> I'll take this moment to remind everyone of their human tendency to read meaning into random events. There's no evidence to suggest New Year traffic has caused this, and outages like this can happen in spite of professional and competent preparation.
On the one hand, sure we don't specifically know what's going on. On the other hand, it's the first Monday in the new year and they went down shortly after the start of the business day Eastern time; it could be coincidence, but it would be a remarkable coincidence.
There are a load of ways NY might have contributed to this, but it may not be a direct cause. What's more likely, Slack forgetting to scale their deployment back up after too much mulled wine, or a number of people on holiday meaning a simple failure has developed into something more serious?

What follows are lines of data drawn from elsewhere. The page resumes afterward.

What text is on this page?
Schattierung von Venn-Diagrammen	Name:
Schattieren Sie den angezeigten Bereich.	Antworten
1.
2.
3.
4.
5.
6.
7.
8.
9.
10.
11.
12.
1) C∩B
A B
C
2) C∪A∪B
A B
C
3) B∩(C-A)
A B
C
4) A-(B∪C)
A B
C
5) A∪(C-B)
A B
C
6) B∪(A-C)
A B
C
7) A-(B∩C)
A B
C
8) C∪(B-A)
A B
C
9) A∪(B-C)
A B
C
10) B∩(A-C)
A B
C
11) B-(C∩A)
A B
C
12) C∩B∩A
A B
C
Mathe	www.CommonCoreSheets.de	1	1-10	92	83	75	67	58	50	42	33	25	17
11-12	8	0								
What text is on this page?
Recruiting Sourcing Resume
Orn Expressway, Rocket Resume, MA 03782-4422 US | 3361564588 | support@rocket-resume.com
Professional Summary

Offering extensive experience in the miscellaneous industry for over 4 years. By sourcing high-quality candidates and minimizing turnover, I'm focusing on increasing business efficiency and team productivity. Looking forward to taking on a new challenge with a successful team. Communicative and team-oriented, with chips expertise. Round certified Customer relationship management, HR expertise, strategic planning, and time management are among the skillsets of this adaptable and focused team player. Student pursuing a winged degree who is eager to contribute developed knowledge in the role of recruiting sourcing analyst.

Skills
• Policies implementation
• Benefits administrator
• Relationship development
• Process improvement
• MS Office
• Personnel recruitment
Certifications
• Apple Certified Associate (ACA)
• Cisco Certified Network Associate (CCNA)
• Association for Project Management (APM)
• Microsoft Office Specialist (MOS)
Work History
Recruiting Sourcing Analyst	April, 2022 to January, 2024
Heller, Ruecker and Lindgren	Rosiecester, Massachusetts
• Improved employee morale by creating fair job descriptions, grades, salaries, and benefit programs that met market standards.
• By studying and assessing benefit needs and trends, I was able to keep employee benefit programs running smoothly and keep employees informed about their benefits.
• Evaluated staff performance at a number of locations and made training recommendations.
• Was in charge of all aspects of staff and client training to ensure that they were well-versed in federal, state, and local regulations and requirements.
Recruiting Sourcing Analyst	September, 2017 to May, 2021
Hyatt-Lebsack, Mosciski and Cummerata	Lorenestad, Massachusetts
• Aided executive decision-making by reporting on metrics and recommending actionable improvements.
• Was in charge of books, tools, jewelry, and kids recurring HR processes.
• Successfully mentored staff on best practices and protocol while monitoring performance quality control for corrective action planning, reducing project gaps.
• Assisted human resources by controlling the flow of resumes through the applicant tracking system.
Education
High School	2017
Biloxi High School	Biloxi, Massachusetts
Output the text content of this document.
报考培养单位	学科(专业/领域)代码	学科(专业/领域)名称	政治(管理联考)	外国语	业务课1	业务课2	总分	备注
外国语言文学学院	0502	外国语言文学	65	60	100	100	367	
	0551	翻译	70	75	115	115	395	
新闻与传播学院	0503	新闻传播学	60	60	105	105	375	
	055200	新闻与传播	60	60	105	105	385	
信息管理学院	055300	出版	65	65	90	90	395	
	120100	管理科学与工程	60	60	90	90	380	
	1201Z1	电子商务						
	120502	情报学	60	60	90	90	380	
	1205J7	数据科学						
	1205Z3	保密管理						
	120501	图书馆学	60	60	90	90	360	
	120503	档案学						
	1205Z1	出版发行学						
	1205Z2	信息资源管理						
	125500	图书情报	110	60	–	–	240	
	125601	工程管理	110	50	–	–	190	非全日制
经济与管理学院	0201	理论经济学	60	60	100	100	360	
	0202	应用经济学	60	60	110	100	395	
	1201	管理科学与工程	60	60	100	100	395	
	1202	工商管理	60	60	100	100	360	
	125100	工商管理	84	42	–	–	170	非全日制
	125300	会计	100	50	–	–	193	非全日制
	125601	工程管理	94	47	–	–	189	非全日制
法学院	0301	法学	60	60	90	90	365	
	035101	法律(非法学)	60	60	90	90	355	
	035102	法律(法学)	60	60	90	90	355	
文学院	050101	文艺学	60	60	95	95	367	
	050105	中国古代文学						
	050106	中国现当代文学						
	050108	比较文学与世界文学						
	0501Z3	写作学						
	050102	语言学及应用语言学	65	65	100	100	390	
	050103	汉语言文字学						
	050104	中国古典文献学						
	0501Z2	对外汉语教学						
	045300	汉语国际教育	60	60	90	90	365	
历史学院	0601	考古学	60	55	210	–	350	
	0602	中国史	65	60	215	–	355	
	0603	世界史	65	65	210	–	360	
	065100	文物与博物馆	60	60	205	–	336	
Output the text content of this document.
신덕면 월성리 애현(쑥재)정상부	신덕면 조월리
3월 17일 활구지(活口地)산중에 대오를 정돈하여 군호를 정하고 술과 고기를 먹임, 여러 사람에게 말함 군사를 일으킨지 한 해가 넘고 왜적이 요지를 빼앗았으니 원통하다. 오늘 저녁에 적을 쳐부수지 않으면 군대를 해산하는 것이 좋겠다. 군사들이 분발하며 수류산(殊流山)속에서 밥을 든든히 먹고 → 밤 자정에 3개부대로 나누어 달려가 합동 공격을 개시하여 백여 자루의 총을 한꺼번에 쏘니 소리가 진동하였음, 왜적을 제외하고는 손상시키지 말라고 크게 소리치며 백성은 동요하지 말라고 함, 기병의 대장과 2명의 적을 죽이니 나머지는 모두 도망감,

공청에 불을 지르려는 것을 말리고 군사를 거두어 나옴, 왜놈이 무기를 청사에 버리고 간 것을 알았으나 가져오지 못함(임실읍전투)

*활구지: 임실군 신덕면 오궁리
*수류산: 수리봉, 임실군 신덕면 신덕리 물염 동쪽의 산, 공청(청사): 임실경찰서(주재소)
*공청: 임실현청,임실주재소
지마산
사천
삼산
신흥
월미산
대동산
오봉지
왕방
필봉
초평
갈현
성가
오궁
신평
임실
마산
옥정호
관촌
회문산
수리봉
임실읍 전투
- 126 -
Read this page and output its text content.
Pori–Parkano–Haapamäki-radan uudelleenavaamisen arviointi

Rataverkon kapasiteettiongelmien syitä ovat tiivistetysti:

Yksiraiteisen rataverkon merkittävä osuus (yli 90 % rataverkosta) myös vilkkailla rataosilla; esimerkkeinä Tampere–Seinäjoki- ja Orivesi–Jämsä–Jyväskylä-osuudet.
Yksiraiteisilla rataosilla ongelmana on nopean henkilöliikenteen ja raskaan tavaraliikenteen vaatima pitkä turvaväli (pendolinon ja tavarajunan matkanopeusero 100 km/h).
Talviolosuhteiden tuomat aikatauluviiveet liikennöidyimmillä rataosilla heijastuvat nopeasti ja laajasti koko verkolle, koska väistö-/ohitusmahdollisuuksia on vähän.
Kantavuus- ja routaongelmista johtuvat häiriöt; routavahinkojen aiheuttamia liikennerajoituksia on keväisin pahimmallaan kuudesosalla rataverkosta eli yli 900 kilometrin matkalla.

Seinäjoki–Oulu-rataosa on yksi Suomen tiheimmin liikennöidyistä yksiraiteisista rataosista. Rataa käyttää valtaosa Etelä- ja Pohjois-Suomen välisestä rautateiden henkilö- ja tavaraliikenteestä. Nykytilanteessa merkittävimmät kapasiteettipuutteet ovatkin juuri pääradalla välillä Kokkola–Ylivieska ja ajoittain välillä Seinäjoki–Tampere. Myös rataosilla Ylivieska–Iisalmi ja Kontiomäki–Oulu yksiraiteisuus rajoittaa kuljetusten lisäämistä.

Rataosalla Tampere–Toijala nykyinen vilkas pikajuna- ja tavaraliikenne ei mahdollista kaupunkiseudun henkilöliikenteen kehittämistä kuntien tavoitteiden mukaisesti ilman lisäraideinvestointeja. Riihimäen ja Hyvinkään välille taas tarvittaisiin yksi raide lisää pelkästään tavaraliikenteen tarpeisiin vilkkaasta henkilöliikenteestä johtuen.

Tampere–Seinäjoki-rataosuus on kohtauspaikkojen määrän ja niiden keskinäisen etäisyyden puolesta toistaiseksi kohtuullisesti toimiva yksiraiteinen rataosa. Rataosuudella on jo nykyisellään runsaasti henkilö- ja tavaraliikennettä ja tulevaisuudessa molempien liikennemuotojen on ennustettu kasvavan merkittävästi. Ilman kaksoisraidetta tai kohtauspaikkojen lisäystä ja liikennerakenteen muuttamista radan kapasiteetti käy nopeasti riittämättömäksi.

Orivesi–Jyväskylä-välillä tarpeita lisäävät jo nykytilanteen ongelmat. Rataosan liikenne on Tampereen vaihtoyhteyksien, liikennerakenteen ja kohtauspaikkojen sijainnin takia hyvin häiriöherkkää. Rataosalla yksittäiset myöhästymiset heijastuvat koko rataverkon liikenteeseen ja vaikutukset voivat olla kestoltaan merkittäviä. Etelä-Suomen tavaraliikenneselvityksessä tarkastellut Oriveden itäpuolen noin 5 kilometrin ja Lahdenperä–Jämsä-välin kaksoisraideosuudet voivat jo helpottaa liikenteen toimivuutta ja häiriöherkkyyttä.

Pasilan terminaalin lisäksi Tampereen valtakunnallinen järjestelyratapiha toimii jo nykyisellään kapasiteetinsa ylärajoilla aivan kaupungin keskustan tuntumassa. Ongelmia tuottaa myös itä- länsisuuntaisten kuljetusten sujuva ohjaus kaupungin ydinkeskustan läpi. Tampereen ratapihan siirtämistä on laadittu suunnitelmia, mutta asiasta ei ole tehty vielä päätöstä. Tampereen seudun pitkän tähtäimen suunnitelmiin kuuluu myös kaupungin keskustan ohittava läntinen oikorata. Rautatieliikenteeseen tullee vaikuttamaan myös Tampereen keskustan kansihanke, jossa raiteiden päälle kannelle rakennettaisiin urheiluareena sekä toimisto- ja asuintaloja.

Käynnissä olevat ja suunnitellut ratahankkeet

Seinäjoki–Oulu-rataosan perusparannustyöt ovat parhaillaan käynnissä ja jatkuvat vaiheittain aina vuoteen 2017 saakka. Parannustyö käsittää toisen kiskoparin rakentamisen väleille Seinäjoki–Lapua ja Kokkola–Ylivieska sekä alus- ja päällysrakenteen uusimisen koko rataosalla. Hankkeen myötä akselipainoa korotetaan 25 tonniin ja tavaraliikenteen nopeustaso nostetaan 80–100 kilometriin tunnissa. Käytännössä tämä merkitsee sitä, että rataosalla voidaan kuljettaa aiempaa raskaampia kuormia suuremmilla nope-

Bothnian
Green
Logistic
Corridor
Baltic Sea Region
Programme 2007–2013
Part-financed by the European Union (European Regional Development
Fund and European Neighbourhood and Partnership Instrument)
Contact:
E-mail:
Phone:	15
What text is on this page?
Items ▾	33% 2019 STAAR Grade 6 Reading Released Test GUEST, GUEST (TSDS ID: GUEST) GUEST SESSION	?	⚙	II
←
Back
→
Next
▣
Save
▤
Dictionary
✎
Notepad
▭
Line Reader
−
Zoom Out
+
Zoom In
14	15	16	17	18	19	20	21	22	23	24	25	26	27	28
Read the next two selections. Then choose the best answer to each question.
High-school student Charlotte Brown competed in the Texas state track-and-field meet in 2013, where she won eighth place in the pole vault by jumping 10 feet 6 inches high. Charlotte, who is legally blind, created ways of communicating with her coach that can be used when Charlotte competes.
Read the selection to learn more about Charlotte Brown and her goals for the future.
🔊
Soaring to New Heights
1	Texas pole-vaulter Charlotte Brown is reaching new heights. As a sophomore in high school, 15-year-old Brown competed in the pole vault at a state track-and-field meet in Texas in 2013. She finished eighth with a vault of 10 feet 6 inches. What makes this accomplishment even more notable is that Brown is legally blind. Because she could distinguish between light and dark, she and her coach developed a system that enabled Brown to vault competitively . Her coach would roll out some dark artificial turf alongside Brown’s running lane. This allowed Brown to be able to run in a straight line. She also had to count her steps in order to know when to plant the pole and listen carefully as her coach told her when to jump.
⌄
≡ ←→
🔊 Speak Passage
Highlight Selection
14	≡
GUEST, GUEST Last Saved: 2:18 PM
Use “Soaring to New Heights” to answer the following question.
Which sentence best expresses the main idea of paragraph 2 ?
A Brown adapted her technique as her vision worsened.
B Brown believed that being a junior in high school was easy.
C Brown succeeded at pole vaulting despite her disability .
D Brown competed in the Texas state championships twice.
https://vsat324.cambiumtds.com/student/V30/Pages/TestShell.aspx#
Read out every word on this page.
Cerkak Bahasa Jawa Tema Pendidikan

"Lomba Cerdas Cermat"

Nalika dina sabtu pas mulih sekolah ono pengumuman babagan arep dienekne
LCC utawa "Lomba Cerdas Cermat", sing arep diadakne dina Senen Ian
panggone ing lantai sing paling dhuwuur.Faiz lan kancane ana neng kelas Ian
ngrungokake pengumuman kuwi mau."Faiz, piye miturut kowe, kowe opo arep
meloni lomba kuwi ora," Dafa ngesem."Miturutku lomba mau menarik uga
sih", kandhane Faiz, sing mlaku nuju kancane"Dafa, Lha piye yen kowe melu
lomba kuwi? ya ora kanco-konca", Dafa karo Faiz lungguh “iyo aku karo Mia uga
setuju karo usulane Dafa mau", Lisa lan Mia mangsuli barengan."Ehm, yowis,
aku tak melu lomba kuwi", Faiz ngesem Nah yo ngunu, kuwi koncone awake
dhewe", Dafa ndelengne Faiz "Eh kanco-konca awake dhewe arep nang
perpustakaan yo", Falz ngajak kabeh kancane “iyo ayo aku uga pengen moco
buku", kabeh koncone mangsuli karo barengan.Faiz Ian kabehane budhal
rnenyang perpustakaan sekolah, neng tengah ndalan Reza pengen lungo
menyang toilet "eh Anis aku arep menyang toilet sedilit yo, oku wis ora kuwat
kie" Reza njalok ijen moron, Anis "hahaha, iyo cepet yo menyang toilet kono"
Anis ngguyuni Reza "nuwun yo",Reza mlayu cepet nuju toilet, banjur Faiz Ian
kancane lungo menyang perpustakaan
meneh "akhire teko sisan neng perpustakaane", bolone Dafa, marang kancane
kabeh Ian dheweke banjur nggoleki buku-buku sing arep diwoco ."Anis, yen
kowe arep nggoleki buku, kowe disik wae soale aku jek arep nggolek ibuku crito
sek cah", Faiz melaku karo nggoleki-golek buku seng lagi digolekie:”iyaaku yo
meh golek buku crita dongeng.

It could be anything really- my post was more about how situations like this can happen to even the most prepared. The assumption it has something to do with NY tends to assume very trivial, silly mistakes. Especially with no information, that seems a bit uncharitable.
It seemingly worked ok in UTC-2 in the morning and early afternoon, then started having issues and is now a bit intermittent (or fixed, there's not much traffic on my channels, as it's evening already). Do they have that much more traffic on US east coast than in Europe?
Probably, but it was only 2-3pm UK time when it started falling over so there would be all the Europe traffic plus the East Coast traffic starting to sign in.
On the one hand, sure we don't specifically know what's going on. On the other hand, it's the first Monday in the new year and they went down shortly after the start of the business day Eastern time; it could be coincidence, but it would be a remarkable coincidence.